La nature du litige est compatible avec le prononcé de l’exécution provisoire.
En conséquence, il n’y a pas lieu d’écarter l’exécution provisoire de droit attachée au présent jugement.
PAR CES MOTIFS
Le Tribunal Judiciaire, statuant par mise à disposition au greffe, par jugement réputé contradictoire et en premier ressort,
RAPPELLE que la jonction entre l’affaire principale enrôlée sous le RG 25/1041 et l’appel en cause enrôlé sous le numéro RG 25/1830 a été prononcée lors de l’audience du 17 février 2026 ;
DECLARE responsable l’EURL [U] [Z], en sa qualité de vendeur professionnel, au titre de la garantie légale de conformité du code de la consommation pour le défaut de conformité affectant la baignoire acquise par les époux [K] le 12/09/2023;
CONDAMNE l’EURL [U] [Z] à régler à Monsieur [T] [K] et Madame [M] [K] la somme totale de 4 758,24 € TTC, au titre du préjudice matériel avec intérêt au taux légal à compter de la présente décision ;
DEBOUTE Monsieur [T] [K] et Madame [M] [K] de leurs demandes au titre de la réparation de leur préjudice de jouissance et de leur préjudice moral ;
CONDAMNE la SAS [N] à garantir et relever indemne l’EURL [U] [Z] de sa condamnation au titre du préjudice matériel et des frais irrépétibles ;
CONDAMNE l’EURL [U] [Z] à régler à Monsieur [T] [K] et Madame [M] [K] la somme de 1 800 €, sur le fondement de l’article 700 du Code de procédure civile ;
CONDAMNE la SAS [N] à verser à l’EURL [U] [Z] la somme de 1500 euros au titre de ses frais irrépétibles ;
CONDAMNE la SAS [N] aux dépens ;
REJETTE les prétentions plus amples ou contraires ;
DIT n’y avoir lieu à écarter l’exécution provisoire de droit de la présente décision.
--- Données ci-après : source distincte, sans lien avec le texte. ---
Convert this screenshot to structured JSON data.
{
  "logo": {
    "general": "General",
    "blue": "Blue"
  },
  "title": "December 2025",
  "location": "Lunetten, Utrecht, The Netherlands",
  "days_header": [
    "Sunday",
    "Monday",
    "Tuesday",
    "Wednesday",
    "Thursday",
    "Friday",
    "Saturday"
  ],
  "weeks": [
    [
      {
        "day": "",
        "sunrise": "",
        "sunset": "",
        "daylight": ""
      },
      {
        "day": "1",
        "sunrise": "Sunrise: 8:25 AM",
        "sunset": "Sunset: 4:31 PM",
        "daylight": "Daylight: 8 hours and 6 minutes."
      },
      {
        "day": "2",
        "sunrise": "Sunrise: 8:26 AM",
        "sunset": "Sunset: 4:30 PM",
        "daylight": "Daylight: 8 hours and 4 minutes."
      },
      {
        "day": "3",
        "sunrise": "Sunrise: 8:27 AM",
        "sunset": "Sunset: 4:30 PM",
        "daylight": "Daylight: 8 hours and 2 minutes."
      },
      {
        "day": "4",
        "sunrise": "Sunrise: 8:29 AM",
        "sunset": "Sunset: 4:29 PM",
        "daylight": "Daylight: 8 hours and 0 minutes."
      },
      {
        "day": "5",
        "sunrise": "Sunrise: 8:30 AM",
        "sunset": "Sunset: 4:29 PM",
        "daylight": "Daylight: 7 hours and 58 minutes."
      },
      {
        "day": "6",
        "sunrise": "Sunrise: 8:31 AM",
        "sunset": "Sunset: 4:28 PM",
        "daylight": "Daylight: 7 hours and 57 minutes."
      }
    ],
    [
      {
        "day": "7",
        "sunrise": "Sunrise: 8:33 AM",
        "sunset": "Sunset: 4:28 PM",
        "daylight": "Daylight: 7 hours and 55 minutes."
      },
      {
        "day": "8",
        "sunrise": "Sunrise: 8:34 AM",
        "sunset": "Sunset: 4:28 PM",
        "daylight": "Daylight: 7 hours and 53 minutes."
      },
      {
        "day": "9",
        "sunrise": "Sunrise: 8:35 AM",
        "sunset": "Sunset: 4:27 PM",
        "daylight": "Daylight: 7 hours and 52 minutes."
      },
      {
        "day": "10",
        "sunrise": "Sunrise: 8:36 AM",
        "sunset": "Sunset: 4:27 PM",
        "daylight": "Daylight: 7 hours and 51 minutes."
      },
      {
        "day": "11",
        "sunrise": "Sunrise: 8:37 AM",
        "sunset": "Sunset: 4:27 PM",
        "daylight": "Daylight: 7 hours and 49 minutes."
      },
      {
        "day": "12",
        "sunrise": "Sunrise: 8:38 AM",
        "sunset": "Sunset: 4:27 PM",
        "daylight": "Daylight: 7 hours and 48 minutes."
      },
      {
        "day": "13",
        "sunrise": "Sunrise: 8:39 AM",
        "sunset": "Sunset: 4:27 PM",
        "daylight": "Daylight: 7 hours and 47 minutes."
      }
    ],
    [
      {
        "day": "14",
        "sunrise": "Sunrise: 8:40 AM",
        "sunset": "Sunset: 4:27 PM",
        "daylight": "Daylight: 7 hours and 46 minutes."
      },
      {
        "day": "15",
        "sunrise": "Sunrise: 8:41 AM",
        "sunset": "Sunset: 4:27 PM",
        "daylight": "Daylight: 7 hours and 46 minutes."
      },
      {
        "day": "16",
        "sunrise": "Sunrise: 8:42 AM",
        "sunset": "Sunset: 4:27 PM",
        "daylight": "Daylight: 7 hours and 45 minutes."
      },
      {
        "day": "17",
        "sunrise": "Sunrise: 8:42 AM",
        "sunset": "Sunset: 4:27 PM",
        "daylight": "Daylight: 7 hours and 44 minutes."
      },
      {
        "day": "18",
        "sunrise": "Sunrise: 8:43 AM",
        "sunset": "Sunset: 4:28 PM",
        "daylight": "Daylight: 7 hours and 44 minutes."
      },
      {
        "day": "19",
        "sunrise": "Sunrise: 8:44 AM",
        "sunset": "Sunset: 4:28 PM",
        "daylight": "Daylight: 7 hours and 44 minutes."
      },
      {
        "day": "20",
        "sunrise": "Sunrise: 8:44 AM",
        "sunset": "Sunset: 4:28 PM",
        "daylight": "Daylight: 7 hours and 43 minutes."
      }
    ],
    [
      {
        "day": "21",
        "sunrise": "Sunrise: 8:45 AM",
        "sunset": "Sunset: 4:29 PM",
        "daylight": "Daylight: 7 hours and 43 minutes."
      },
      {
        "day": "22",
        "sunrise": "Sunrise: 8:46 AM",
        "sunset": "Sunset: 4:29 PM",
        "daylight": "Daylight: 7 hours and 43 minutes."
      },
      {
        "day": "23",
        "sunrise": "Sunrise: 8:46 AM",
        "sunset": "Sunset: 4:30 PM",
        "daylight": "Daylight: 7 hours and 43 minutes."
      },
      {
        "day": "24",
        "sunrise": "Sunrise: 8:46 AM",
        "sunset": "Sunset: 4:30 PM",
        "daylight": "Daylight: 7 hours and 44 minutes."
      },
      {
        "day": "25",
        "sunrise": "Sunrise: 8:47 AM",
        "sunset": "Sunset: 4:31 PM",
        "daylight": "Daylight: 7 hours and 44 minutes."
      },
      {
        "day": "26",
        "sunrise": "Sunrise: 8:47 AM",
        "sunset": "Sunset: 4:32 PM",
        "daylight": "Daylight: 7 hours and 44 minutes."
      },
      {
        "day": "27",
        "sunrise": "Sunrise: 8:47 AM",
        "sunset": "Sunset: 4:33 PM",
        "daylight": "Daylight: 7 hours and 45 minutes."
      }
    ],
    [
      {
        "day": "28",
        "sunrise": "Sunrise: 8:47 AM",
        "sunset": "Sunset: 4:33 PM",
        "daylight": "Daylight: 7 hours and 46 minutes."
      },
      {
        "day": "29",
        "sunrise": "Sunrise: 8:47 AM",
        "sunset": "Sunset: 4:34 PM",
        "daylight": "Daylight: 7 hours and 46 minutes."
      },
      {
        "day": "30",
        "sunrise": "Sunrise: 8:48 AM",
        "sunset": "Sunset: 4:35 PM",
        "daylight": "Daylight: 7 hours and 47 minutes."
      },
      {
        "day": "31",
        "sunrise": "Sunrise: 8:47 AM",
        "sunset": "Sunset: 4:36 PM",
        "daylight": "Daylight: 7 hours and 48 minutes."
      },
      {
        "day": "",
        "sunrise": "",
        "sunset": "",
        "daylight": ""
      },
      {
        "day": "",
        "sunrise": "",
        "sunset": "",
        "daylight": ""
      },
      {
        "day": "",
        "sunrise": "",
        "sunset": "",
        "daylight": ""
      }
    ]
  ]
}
Ainsi jugé et prononcé par mise à disposition de la décision au greffe du Tribunal, le 9 juin 2026, les parties en ayant été préalablement avisées dans les conditions prévues au deuxième alinéa de l’article 450 du code de procédure civile, la minute étant signée par Madame Aurélie FONTAINE, Vice-Présidente, et par Mme Florence BOURNAT, Greffière.